Parmi ces tabous, il y a celui de l'opposition entre le privé et le public. Une opposition qui est en fait une vaste opération de langue de bois et d'hypocrisie, car le secteur privé existe déjà dans notre système de santé. À cet égard, je suis plutôt favorable à ce que l'on discute en campagne électorale de l'une des idées du parti conservateur d'Éric Duhaime qui veut qu'après un certain temps, nous ayons droit de faire appel à des ressources privées pour obtenir des services et nous faire rembourser par la suite. Cela inciterait vraisemblablement le secteur public à faire mieux. Personnellement, j'attends depuis plus d'un an pour une intervention chirurgicale mineure. C'est inacceptable. Moins inacceptable je l'avoue que les gens qui n'ont plus de services du tout comme en Abitibi et dans le Grand Nord québécois.

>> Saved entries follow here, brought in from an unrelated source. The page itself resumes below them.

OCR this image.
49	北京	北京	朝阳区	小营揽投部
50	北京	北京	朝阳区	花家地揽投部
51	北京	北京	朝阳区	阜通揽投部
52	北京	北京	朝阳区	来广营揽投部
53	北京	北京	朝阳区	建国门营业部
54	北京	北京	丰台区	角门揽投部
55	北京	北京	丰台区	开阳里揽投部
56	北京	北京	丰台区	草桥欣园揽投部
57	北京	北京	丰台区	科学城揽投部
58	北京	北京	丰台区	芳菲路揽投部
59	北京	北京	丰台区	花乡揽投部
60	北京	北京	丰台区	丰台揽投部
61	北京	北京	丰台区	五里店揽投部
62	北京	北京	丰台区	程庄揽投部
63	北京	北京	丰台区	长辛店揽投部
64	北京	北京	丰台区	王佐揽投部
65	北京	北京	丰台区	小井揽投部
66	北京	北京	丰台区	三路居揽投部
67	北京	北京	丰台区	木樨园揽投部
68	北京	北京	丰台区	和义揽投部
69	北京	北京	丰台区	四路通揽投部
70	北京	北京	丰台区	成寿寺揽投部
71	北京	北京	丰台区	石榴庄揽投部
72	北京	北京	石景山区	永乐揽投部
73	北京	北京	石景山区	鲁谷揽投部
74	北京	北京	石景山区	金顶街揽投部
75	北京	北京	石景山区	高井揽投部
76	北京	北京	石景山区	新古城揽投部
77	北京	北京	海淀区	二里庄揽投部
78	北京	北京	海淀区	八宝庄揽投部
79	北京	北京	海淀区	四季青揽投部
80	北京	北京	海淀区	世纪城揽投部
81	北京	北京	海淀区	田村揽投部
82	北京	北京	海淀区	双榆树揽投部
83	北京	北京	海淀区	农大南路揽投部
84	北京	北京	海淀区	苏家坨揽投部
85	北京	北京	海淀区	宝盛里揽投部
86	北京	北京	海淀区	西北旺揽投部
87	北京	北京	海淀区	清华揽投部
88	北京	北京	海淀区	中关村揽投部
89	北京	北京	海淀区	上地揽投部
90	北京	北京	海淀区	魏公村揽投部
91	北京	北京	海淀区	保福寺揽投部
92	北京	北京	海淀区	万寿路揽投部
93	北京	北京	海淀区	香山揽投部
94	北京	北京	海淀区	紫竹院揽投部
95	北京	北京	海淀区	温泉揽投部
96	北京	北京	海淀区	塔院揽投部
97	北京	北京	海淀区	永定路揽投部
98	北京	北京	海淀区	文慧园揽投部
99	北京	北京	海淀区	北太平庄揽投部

Plutôt que de nous titiller avec la chasse aux sorcières des candidats des différents partis politiques, de jauger la pureté idéologique des uns et des autres ou de jouer à qui va prédire le gagnant, les médias d'information accompliraient mieux leur mandat en portant à notre attention de vrais débats plutôt qu'à se livrer à un exercice de diversion médiatique...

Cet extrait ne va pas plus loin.